After 3 months of teaching the students were developing itchy feet, keen to get out and practically apply their knowledge. This would be their opportunity to take what they had learnt about God, spreading the good news and healthcare to our outreach locations. And so we began by travelling to the other side of the island to visit a village called Nayaulevu, 15 kilometres inland from the main road.

It had been arranged for us to use the community hall for all of our needs – sleeping, cooking, eating and running the clinic. This is unusual, but due to the lack of housing following the cyclone it would be a necessary inconvenience. So when we arrived at the village and had been told that the community hall would be occupied for a church meeting that week we were rather dismayed! Unfortunately incidents like this are not uncommon in our experience and we have learned to trust God that even when human disorganisation gets in the way His plans are not so easily thwarted.

This set of classrooms was badly damaged outside...
This set of classrooms was badly damaged outside…
...and inside
…and inside

It was suggested we should go to the local school instead as they were on holiday, and so we travelled back along the road for half a kilometre. There, despite some cyclone damage, we found that the school had a large classroom to use as a clinic, a separate kitchen, dorms to sleep in and, most importantly, working showers and toilets! Such a blessing and a relief. We were concerned that being slightly away from the village would mean less people turning up for the clinic but our worries were unnecessary. From the very first morning we had a steady stream of local Fijians coming to have their medical and dental needs tended to.

Dani back in action
Dani back in action

The students took turns with the various duties – registering patients, taking blood pressure and sugar readings, ministering to those in the waiting area and visiting nearby houses. They all rose to the challenges set before them, resulting in the clinics running well and a steady flow of worship music coming from outside, which always makes our work more enjoyable.

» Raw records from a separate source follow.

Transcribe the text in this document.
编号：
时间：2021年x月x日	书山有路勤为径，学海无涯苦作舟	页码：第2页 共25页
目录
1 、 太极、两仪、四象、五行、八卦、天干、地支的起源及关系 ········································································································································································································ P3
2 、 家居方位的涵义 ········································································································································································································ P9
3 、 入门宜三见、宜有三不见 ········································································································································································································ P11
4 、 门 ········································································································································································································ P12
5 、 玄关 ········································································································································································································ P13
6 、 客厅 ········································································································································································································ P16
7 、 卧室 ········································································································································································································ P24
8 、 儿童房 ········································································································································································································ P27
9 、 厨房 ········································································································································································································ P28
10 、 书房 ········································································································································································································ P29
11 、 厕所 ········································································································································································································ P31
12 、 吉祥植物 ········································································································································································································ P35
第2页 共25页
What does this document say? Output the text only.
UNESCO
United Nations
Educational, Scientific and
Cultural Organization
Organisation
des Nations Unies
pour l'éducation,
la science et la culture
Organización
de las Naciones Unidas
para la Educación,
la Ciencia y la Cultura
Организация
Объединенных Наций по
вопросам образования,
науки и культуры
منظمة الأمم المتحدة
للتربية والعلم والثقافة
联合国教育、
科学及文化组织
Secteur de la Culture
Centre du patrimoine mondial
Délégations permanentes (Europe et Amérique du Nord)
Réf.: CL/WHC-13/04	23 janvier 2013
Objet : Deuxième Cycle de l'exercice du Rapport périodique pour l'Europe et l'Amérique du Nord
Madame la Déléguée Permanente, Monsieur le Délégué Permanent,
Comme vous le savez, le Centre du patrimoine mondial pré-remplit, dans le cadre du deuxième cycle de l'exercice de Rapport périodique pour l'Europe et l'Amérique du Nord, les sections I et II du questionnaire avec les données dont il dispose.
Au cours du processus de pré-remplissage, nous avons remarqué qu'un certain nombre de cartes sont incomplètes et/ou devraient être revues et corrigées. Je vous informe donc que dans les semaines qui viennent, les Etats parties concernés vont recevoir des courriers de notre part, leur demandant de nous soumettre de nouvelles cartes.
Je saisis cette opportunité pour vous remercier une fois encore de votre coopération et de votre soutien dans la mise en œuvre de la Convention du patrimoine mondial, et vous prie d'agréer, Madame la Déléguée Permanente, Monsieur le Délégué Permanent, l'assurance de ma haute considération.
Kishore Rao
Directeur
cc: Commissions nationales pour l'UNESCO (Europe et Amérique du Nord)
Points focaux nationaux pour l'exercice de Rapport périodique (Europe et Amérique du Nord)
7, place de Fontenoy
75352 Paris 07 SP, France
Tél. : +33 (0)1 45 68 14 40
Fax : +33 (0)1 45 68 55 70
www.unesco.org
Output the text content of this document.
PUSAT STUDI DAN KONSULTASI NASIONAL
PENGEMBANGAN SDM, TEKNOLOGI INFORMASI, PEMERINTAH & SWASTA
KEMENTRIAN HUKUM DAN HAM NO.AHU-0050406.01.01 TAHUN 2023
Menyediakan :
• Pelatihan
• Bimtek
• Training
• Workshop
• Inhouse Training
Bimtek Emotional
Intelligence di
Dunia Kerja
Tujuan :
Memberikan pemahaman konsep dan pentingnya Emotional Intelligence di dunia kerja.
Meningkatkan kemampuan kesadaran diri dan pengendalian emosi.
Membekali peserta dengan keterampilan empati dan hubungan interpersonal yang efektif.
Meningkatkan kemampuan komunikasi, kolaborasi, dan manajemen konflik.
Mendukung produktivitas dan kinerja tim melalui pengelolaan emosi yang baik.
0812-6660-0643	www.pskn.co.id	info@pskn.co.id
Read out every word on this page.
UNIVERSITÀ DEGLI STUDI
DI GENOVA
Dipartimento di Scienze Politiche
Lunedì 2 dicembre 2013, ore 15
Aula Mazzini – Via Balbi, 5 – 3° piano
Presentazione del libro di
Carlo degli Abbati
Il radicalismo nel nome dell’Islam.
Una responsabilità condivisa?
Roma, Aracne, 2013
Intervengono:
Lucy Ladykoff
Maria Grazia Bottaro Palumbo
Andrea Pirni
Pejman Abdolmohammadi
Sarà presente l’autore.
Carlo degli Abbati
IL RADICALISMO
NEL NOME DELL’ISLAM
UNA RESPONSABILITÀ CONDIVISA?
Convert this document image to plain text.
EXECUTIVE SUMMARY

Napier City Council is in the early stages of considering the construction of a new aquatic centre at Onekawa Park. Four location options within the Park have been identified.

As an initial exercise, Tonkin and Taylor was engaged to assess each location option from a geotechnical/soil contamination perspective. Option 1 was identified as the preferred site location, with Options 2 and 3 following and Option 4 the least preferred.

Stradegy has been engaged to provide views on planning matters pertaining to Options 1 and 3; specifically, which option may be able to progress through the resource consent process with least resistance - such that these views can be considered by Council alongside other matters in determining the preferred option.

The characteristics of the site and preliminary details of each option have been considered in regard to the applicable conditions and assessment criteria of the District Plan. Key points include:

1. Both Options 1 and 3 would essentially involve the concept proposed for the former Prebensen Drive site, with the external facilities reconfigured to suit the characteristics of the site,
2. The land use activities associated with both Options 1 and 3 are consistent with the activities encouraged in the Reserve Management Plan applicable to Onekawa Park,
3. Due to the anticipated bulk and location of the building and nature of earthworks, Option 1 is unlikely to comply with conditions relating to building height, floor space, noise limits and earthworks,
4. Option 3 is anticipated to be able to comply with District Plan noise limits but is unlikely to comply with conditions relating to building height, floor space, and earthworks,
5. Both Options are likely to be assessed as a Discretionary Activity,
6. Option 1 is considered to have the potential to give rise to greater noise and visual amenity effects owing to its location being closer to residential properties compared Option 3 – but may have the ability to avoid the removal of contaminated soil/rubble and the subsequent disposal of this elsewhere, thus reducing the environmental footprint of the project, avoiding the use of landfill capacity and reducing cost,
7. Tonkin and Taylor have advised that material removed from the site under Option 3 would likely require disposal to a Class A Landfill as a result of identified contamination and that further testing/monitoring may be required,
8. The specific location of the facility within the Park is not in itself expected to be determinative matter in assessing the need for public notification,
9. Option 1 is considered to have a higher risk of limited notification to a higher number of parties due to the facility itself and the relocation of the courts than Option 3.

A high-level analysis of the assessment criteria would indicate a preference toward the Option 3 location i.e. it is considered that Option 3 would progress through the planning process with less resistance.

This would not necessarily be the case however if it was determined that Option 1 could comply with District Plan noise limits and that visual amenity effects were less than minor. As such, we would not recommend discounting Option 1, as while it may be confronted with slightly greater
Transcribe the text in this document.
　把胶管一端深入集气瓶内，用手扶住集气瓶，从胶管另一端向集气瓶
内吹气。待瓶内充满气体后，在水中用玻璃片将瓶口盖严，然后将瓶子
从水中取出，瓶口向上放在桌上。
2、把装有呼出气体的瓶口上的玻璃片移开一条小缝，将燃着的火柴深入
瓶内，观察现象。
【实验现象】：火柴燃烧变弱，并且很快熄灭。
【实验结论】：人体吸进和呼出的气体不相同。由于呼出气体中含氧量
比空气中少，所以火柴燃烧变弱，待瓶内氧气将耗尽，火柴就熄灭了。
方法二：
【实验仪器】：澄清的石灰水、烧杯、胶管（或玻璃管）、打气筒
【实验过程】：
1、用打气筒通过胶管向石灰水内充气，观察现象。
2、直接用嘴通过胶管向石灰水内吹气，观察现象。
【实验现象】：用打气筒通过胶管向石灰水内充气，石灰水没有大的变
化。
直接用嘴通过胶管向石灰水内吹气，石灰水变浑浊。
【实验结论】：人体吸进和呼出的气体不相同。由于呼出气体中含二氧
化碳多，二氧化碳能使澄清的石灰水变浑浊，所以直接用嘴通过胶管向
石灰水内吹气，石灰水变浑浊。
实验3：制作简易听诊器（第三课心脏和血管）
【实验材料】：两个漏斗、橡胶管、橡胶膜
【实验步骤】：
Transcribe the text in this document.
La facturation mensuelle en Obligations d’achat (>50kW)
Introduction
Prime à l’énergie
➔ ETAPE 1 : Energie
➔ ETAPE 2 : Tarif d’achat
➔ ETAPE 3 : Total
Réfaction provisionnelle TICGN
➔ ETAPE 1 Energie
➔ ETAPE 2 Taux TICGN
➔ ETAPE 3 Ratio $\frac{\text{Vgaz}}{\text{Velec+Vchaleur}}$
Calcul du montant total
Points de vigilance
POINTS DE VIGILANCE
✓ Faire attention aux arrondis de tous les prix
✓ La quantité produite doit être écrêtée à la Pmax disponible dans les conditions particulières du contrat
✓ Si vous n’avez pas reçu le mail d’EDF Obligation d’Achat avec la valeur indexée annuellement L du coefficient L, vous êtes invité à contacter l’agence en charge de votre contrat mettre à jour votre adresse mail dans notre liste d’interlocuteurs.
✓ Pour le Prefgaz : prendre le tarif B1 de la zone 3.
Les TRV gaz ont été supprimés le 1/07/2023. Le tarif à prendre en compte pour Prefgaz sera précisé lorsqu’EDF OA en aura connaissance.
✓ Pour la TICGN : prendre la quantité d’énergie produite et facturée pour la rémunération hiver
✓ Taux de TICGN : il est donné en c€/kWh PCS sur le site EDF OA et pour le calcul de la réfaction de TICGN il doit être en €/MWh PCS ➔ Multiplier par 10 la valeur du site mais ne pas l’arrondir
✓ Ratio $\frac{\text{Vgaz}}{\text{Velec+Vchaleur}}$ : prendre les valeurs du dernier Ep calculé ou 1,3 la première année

The students help keep the clinic running smoothly
The students help keep the clinic running smoothly

As we suspected, there were people still affected by the trauma of trying to survive through the cyclone, now almost three months prior. Some of the team visited a nearby village where only two (government-built) houses were still standing. Everybody else was living out of tents provided by disaster relief organisations. Recovery had been slow and they were still waiting for the first crops to appear since the rain destroyed everything that was growing. There were plenty of stories of people having spent the night hiding beneath floorboards, running from place to place for shelter, and being injured by flying debris.

Most of the houses here still have not been rebuilt
Most of the houses here still have not been rebuilt
Visiting at a make-shift house
Visiting at a make-shift house

We heard many sad stories of loss and fear. One father told us that his child had forgotten all he had learnt in school after the cyclone. Others describe their children becoming fearful when the weather is windy, thinking it’s another cyclone coming. We had the opportunity to conduct a basic needs assessment for the Ministry of Health, and found that many people still lacked adequate shelter, clean water, seeds and mosquito nets. There is also a rising number of cases of Zika virus here in Fiji, as well as the normal dengue and typhoid.

Red Cross would regularly deliver aid to the area
Red Cross would regularly deliver aid to the area

Since the school holidays were for just one week we had to find an alternative venue for the second half of our medical outreach. Thankfully the nearby village of Vunisea invited us to relocate there and so we moved our clinic just a few kilometres away. Although Vunisea is quite small, they welcomed us with big hearts and it was an easy transition into the next week of clinics. Patients continued to appear from all directions, and in the evenings we had both a community worship night and a viewing of the Jesus movie on projector. Given that they haven’t had electricity there for months it was no surprise to see them enjoying it.

The village gathered for a community night
The village gathered for a community night
The students performed drama as well as worshipping and ministry
The students performed drama as well as worshipping and ministry

The village seemed to be profoundly impacted by our visit there, and it was obvious God was moving. One of the more memorable events was an elder in the village coming to tell us that he had experienced a dream the previous night, where he saw Jesus walk down a staircase from heaven into the village. This was something he had never experienced before and was not just a normal dream – he was visibly affected by it.

Saying farewell to Vunisea
Saying farewell to Vunisea

We were given a loving farewell as we left to return to Lautoka, but we are very happy to report that since then a visiting team from Perth, Australia went to Vunisea in the last few weeks and continued to share more about God with them. They too felt that an impact had been made by the Marine Reach outreach there, and we are trusting that God will continue to touch their lives for a long time.